Jenderal Douglas MacArthur dan Saya

Jenderal Douglas MacArthur dan Saya

“Namamu nama asli? Benar-benar dari orang tua?”. Sampai bosan saya mendengar pertanyaan tentang nama saya. Apalagi jika saya lalu diminta bercerita latar belakang pemberian nama yang dalam bahasa Inggris berarti kelingking. Sementara tubuh fisik saya, barangkali, jauh panggang dari api dengan arti itu.

Jadi begini, sejak kecil saya sudah hidup di “dua dunia”. Bila Ayah mendongeng tentang keperkasaan Adipati Arya Penangsang di atas pelana Gagak Rimang kuda gagahnya dan berhadapan dengan Sutawijaya, maka Ibu bertutur tentang kekalahan telak Napoleon Bonaparte di pertempuran terakhirnya di Waterloo sambil tak lupa menunjukkan letaknya di atlas dunia. Bila Ibu memperdengarkan lagu Blue Danube gubahan komposer Johann Strauss II, maka Ayah mengajarkan tembang dolanan semacam Menthok-Menthok atau Sluku-Sluku Bathok. Bila Ayah mengisahkan percakapan filosofis antara Bima (Werkudara) dan Dewa Ruci, maka Ibu mengenalkan karya sastra klasik semacam Ben Hur atau Ivanhoe.

Demikianlah saya “melanglang buana” sambil tetap menjejakkan kaki di tanah Jawa.

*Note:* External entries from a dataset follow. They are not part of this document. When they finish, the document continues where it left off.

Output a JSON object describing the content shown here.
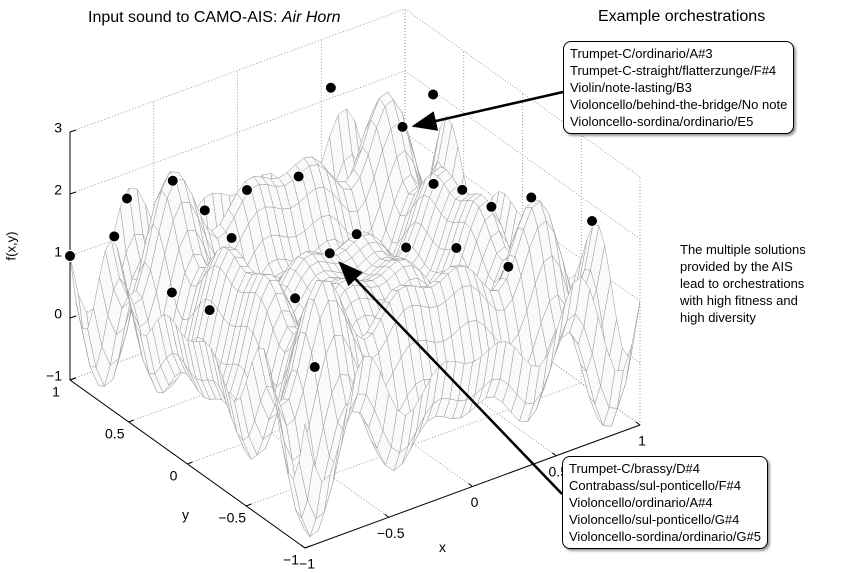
{
  "chart_data": {
    "type": "surface",
    "title": "Input sound to CAMO-AIS:",
    "title_italic": "Air Horn",
    "xlabel": "x",
    "ylabel": "y",
    "zlabel": "f(x,y)",
    "xlim": [
      -1,
      1
    ],
    "ylim": [
      -1,
      1
    ],
    "zlim": [
      -1,
      3
    ],
    "xticks": [
      {
        "value": -1,
        "label": "−1"
      },
      {
        "value": -0.5,
        "label": "−0.5"
      },
      0,
      0.5,
      1
    ],
    "yticks": [
      {
        "value": -1,
        "label": "−1"
      },
      {
        "value": -0.5,
        "label": "−0.5"
      },
      0,
      0.5,
      1
    ],
    "zticks": [
      {
        "value": -1,
        "label": "−1"
      },
      0,
      1,
      2,
      3
    ],
    "grid": true,
    "points": {
      "x": [
        0.34,
        0.41,
        0.81,
        0.49,
        -0.07,
        -0.28,
        -0.59,
        -0.8,
        -0.49,
        0.57,
        0.66,
        0.8,
        0.91,
        -0.82,
        -1,
        -0.4,
        0.08,
        -0.2,
        0.27,
        0.5,
        0.67,
        -0.56,
        -0.14,
        -0.44,
        -0.1
      ],
      "y": [
        0.08,
        0.79,
        0.49,
        0.03,
        0.38,
        0.52,
        0.71,
        0.8,
        0.58,
        -0.1,
        -0.22,
        -0.36,
        -0.72,
        0.88,
        1,
        0.48,
        0.1,
        -0.07,
        -0.05,
        -0.15,
        -0.35,
        0.76,
        0.31,
        0.61,
        0.2
      ],
      "z": [
        3,
        2.6,
        2.5,
        2,
        2.2,
        2,
        2.2,
        2,
        1.8,
        2,
        1.8,
        2,
        2,
        1.3,
        1,
        1.4,
        1.5,
        1.7,
        1.3,
        1.2,
        1,
        0.3,
        0.4,
        0.1,
        -0.6
      ]
    },
    "header": "Example orchestrations",
    "callouts": [
      [
        "Trumpet-C/ordinario/A#3",
        "Trumpet-C-straight/flatterzunge/F#4",
        "Violin/note-lasting/B3",
        "Violoncello/behind-the-bridge/No note",
        "Violoncello-sordina/ordinario/E5"
      ],
      [
        "Trumpet-C/brassy/D#4",
        "Contrabass/sul-ponticello/F#4",
        "Violoncello/ordinario/A#4",
        "Violoncello/sul-ponticello/G#4",
        "Violoncello-sordina/ordinario/G#5"
      ]
    ],
    "note": [
      "The multiple solutions",
      "provided by the AIS",
      "lead to orchestrations",
      "with high fitness and",
      "high diversity"
    ]
  }
}
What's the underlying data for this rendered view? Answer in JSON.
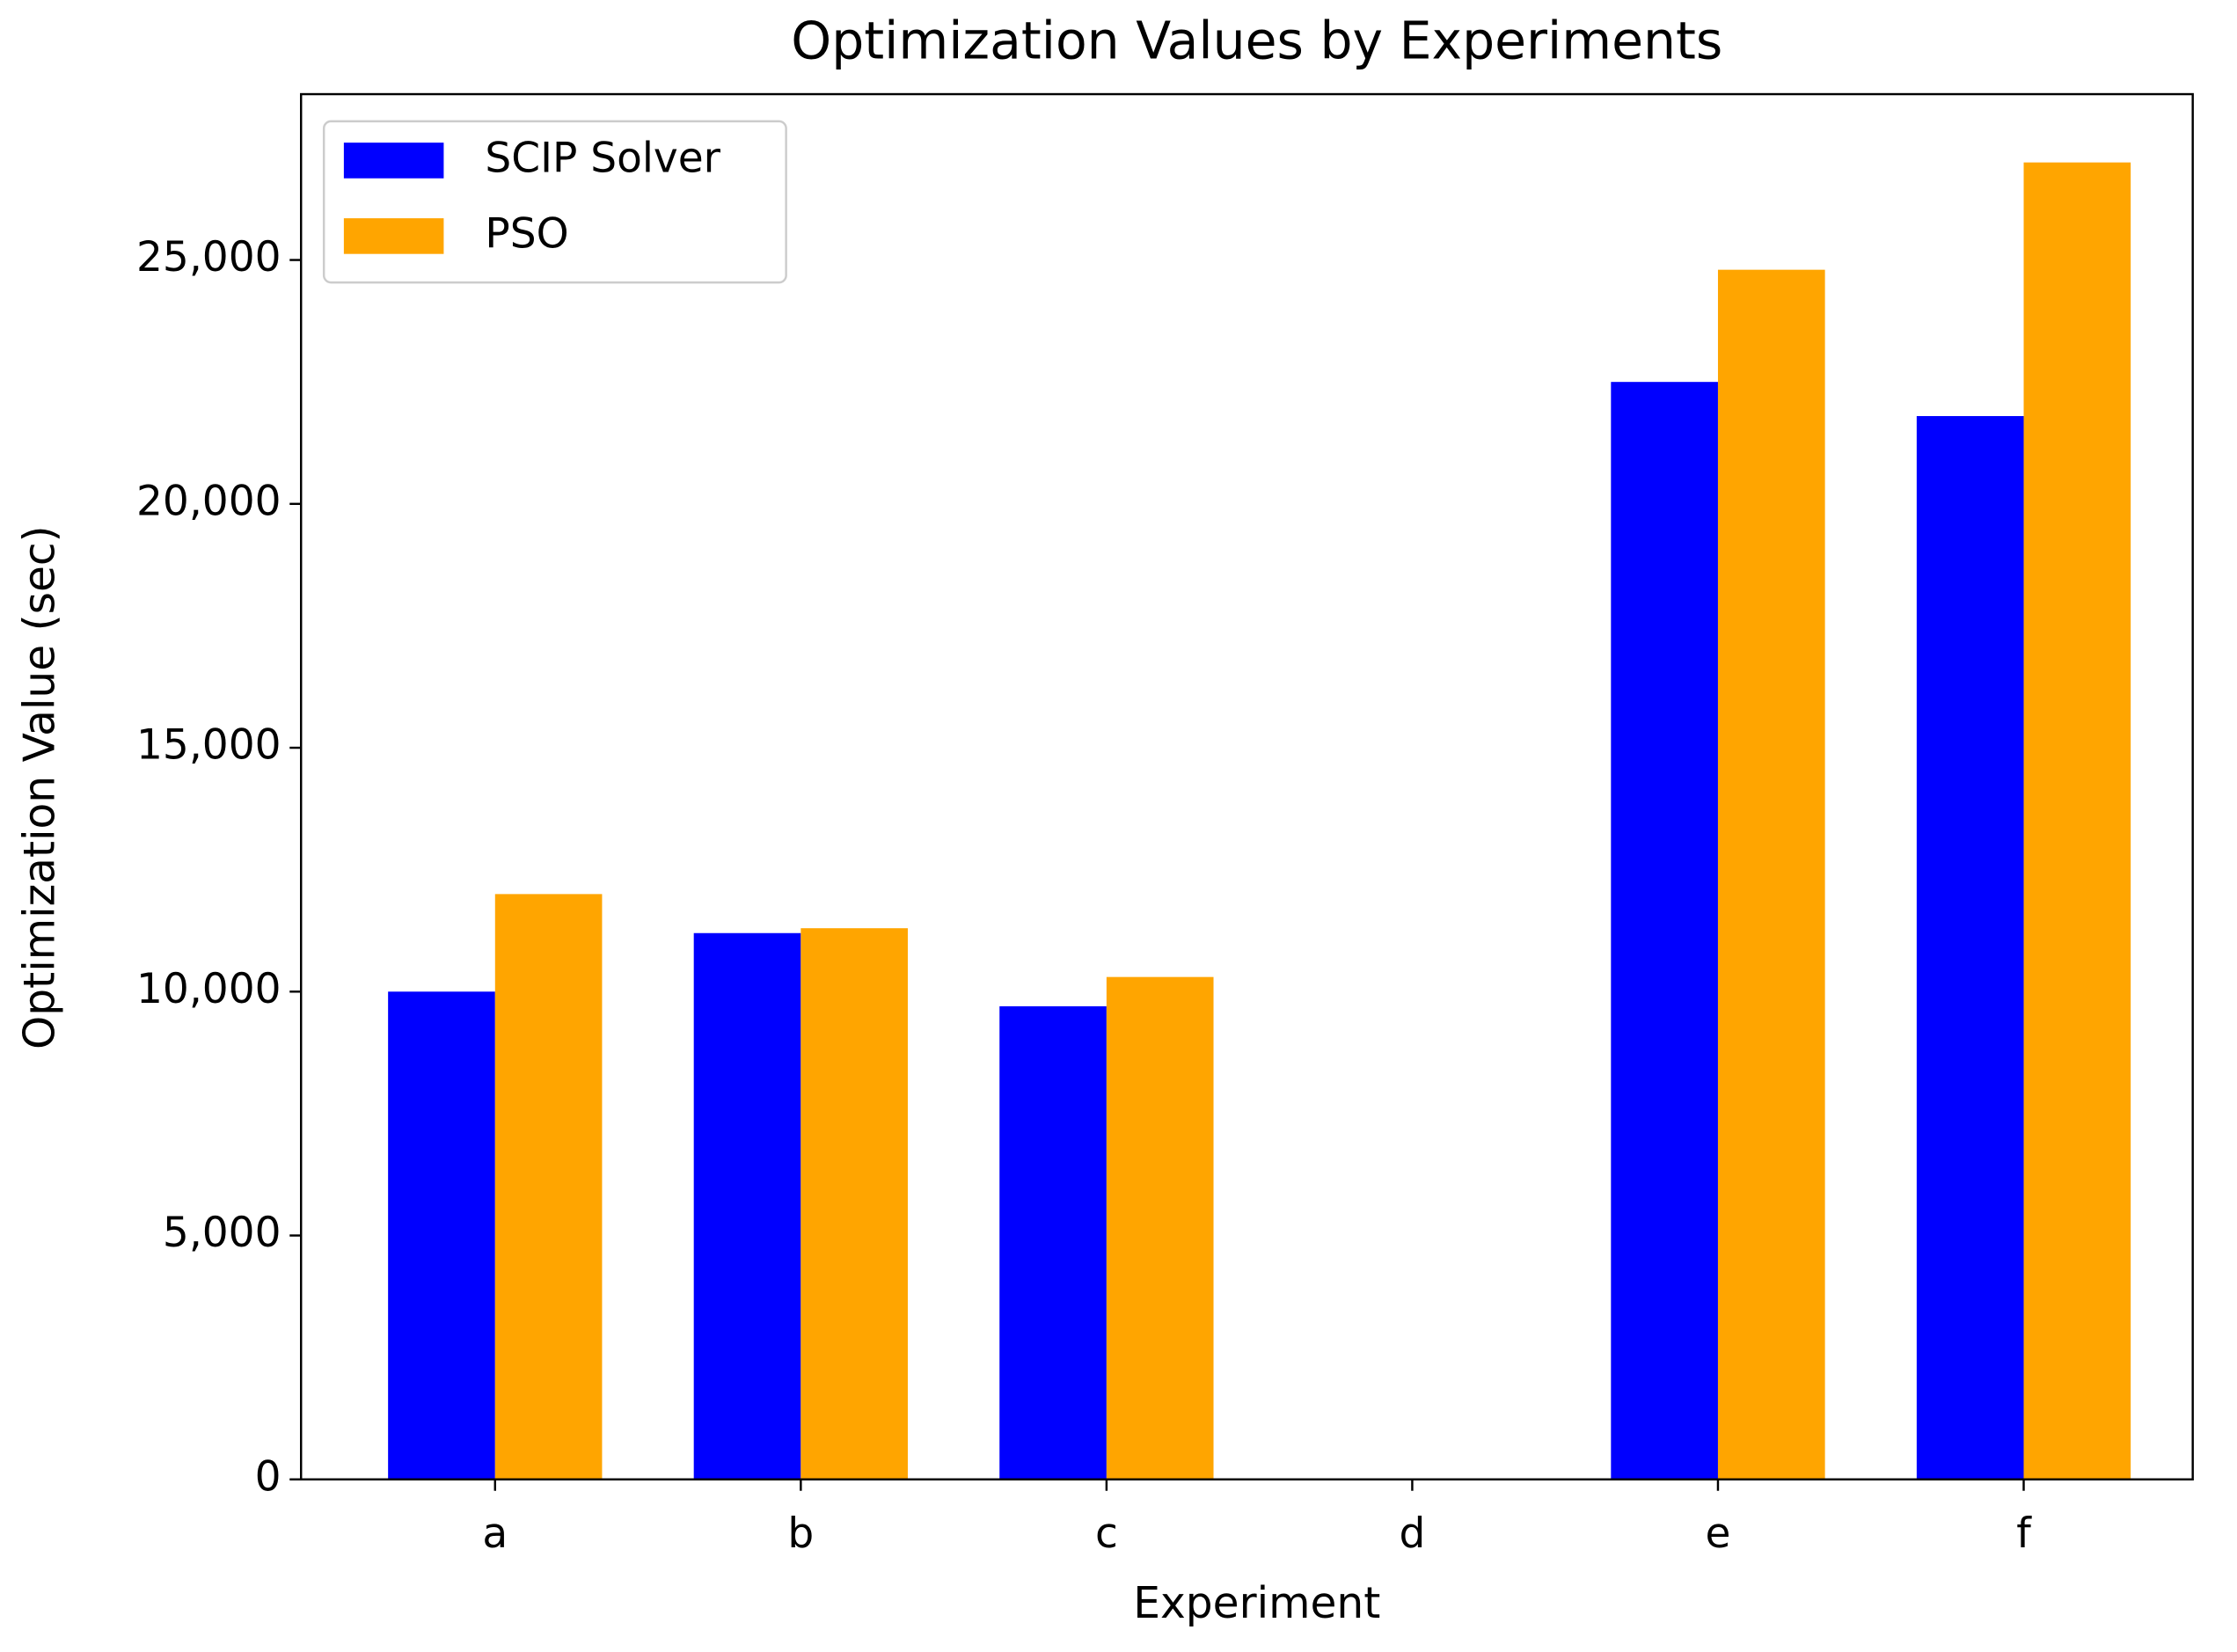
{
  "chart_data": {
    "type": "bar",
    "title": "Optimization Values by Experiments",
    "x_label": "Experiment",
    "y_label": "Optimization Value (sec)",
    "categories": [
      "a",
      "b",
      "c",
      "d",
      "e",
      "f"
    ],
    "series": [
      {
        "name": "SCIP Solver",
        "color": "#0000ff",
        "values": [
          10000,
          11200,
          9700,
          null,
          22500,
          21800
        ]
      },
      {
        "name": "PSO",
        "color": "#ffa500",
        "values": [
          12000,
          11300,
          10300,
          null,
          24800,
          27000
        ]
      }
    ],
    "ylim": [
      0,
      28400
    ],
    "yticks": [
      0,
      {
        "value": 5000,
        "label": "5,000"
      },
      {
        "value": 10000,
        "label": "10,000"
      },
      {
        "value": 15000,
        "label": "15,000"
      },
      {
        "value": 20000,
        "label": "20,000"
      },
      {
        "value": 25000,
        "label": "25,000"
      }
    ],
    "grid": false,
    "legend_position": "upper left"
  }
}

Tepat di hari ulang tahun saya ke tujuh, Ibu menghadiahi saya sebuah buku bersampul kulit berwarna coklat muda. Buku tulis biasa. Sebagian besar masih kosong. Hanya ada satu halaman yang terisi. Tulisan tangan Ibu. Sebentuk puisi yang senantiasa melekat erat di benak saya hingga detik ini. Sebentuk puisi dari seorang ayah kepada anak lelakinya.

Jenderal Douglas MacArthur

Puisi berjudul Doa Jenderal Douglas MacArthur,

Tuhanku,

Bentuklah putraku menjadi manusia yang cukup kuat untuk mengakui saat ia lemah

Dan cukup berani untuk menghadapi dirinya sendiri manakala ia takut

Manusia yang bisa bangga dengan dirinya dan tetap tegar dalam kekalahan,

Rendah hati serta tak jumawa dalam kemenangan

Bentuklah putraku menjadi manusia yang kuat dan memahami bahwa mengenalMu dan mengenal dirinya sendiri adalah dasar menjadi manusia berpengetahuan

Tuhanku,

Janganlah Engkau bimbing putraku di atas jalan yang mudah dan nyaman

Tapi bimbinglah ia dengan tempaan kesulitan dan tantangan hidup

Di situ, biarkan ia belajar tegak berdiri di tengah badai

Di situ, biarkan ia belajar bersikap welas asih bagi mereka yang mengalami kejatuhan

Bentuklah putraku menjadi manusia yang berhati bening dengan cita-cita yang sangat tinggi,

Manusia yang sanggup memimpin dirinya sendiri sebelum ia berhasrat memimpin orang lain

Manusia yang merengkuh kegemilangan masa depan

Tanpa melupakan masa sebelumnya

Dan setelah semua itu menjadi miliknya, anugerahkan padanya rasa humor,

Sehingga ia dapat terus bersungguh-sungguh tanpa harus terlalu serius

Berikanlah padanya kesadaran,

Sehingga ia akan mengingat kesederhanaan sebagai bagian dari keagungan sejati

Keterbukaan pikiran sebagai bagian dari kebijaksanaan sejati

Dan menjadikan kelemahannya sekaligus sebagai kekuatannya

Lalu aku, ayahnya, akan berkata lirih dengan percaya diri,

“HIDUPKU TIDAK SIA-SIA”

Buku bersampul kulit berwarna coklat muda itu kemudian menjadi buku pertama saya belajar merangkai kata. Menyusun puisi atau karangan beberapa paragraf. Buku yang juga membuka tabir tentang nama saya.

Sebab setelahnya, kisah hidup Jenderal berbintang lima yang terkenal dengan cangklongnya tersebut termasuk yang paling sering singgah mengantar saya tidur. Ibu memang mengidolakannya.  

Seorang ahli strategi militer yang berperan penting di 3 perang besar awal abad 20: Perang Dunia I, Perang Dunia II dan Perang Korea.
Dan Jenderal andalan Amerika Serikat penerima 17 medali kehormatan itu lahir dari seorang perempuan bernama lengkap Mary Pinkney Hardy MacArthur. Panggilannya?… … … Pinky.